Olayemi Cardoso, the Central Bank Governor, who announced this in a communiqué on Tuesday, said the decision was unanimously supported by all twelve members of the committee, at its 301st meeting in Abuja.

The MPC also retained the asymmetric corridor around the MPR at +500/-100 basis points, the Cash Reserve Ratio (CRR) for Deposit Money Banks at 50 percent, CRR for Merchant Banks at 16 percent, and the Liquidity Ratio (LR) at 30 percent. 

According to Cardoso, these measures are aimed at sustaining the current momentum of disinflation while containing persistent inflationary pressures.

He further explained that despite a decline in headline inflation to 22.22% in June 2025, marking the third consecutive month of deceleration largely driven by stabilization in energy prices and the foreign exchange market, underlying price pressures remain evident. 

The month-on-month inflation, he said, ticked up slightly to 1.68%, due mainly to increased prices of imported food and services. 

The committee also considered global risks such as tariff wars and geopolitical tensions that continue to threaten supply chains and import costs.

It said:”The MPC further acknowledged the stability of Nigeria’s banking system with Financial Soundness Indicators remaining steady. Eight banks have met recapitalization requirements, and efforts continue to ensure the resilience and soundness of the financial sector.

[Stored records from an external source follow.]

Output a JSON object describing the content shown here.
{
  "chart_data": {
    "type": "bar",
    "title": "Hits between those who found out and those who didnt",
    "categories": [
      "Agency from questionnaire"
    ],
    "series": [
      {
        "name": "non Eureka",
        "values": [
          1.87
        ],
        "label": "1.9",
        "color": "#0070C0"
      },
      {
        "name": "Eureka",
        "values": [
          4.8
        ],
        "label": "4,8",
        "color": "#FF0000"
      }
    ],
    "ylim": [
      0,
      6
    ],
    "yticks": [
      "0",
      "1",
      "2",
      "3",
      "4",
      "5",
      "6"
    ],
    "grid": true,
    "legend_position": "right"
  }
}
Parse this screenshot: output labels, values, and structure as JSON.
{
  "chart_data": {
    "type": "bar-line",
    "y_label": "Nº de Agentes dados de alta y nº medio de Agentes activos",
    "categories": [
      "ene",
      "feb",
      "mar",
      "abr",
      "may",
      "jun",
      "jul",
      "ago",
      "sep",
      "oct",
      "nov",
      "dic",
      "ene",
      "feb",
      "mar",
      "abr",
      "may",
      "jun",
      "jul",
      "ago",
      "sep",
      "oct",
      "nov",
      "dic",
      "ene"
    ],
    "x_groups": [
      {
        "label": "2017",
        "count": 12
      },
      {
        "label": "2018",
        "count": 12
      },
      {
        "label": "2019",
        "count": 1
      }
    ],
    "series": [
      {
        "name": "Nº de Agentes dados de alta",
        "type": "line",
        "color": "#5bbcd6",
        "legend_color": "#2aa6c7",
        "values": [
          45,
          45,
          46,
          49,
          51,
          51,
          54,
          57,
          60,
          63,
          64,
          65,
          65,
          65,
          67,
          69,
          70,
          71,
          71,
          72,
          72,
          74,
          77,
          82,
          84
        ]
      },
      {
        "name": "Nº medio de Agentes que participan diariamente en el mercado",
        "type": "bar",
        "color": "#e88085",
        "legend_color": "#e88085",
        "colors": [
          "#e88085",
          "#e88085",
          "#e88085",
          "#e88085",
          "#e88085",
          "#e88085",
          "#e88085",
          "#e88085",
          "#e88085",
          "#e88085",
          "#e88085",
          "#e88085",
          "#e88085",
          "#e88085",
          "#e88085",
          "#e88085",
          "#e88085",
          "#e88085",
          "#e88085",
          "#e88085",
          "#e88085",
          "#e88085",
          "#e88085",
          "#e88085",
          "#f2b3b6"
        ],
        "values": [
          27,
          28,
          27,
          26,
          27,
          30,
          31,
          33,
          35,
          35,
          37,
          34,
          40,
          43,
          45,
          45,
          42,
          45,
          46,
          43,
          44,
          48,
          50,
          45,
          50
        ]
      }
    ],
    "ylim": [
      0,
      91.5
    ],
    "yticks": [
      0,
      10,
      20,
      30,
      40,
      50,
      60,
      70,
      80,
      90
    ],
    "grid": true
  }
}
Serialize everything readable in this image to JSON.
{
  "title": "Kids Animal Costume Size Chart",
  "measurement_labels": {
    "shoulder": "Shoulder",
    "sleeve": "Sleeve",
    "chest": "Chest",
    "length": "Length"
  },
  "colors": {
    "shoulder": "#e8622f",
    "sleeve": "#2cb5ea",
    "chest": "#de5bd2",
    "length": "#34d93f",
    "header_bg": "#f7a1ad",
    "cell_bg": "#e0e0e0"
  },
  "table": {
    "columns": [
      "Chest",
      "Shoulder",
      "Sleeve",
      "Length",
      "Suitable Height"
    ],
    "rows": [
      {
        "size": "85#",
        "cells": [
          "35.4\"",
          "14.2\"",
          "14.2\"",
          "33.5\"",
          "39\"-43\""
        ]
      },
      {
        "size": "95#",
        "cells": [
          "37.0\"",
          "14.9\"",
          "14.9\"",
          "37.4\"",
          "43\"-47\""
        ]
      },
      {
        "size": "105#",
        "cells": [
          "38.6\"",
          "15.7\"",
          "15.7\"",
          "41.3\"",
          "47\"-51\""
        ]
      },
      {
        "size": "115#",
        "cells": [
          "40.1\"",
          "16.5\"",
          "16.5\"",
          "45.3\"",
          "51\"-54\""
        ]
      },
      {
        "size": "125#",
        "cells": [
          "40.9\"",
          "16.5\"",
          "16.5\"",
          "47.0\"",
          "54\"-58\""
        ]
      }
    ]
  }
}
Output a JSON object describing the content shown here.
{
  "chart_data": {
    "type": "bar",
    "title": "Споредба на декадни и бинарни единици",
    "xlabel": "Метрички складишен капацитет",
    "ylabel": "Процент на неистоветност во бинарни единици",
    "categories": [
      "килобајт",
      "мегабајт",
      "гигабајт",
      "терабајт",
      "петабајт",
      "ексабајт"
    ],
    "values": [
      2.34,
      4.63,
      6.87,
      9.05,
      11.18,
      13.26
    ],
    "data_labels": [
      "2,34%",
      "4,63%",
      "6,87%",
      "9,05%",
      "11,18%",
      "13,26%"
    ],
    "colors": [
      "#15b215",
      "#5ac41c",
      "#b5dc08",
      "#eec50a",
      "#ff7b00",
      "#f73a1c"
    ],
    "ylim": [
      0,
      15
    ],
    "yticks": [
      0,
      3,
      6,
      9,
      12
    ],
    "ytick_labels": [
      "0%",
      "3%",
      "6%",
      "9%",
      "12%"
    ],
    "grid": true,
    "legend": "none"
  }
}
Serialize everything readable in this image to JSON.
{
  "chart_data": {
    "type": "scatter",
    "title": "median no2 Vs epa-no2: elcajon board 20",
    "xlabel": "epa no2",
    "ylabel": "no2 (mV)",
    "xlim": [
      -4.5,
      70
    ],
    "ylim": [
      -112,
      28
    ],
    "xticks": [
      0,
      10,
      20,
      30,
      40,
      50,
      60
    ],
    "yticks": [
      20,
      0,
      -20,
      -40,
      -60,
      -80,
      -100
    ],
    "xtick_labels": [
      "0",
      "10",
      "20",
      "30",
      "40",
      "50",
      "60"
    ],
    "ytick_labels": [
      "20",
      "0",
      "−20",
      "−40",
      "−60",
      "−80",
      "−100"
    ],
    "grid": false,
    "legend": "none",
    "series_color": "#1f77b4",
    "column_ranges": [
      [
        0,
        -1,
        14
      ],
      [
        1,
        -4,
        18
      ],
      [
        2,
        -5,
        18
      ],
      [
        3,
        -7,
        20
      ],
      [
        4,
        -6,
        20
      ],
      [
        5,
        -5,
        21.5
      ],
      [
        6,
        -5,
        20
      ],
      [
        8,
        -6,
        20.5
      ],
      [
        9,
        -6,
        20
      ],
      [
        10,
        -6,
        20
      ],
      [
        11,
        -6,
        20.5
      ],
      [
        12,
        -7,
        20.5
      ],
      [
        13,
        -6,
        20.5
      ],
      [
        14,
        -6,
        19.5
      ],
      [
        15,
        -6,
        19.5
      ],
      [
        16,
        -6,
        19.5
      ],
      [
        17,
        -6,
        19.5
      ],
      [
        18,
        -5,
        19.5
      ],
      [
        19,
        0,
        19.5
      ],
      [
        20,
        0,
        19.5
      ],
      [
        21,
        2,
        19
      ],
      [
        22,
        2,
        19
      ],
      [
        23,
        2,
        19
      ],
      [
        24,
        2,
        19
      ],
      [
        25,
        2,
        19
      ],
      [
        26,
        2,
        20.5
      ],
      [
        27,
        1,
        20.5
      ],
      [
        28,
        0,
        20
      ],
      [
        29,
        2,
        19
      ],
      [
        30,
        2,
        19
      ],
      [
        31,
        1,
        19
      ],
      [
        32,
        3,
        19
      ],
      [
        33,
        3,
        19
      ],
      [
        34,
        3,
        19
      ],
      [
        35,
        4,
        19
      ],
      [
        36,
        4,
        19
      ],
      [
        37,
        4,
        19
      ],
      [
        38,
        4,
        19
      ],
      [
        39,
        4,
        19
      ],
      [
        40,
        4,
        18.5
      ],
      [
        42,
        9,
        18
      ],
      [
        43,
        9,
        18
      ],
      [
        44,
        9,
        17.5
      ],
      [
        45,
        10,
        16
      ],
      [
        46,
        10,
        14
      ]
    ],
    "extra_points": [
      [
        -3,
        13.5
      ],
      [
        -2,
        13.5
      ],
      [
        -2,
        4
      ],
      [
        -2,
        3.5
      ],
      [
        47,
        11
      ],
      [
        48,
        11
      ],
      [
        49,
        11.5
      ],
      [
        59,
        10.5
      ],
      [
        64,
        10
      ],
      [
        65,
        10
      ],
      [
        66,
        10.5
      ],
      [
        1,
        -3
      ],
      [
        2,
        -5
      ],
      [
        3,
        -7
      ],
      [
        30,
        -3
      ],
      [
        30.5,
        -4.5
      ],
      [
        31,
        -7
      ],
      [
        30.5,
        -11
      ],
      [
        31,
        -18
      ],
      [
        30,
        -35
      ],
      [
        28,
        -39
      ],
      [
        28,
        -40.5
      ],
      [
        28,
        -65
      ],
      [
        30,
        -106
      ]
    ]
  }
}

“The committee highlighted positive domestic developments including a 3.13% GDP growth in Q1 2025 and gross external reserves reaching US$40.11 billion, providing about 9.5 months of import cover. It also commended government initiatives to improve security and support agriculture, urging continued provision of critical farming inputs to boost food production.

“Looking ahead, the MPC expects inflation to decline further in the coming months owing to tight monetary policy, stable exchange rates, falling petroleum prices, and improving food supply. However, in view of the lingering uncertainties and inflation risks, the committee resolved to maintain the current stance until these risks ease sufficiently.”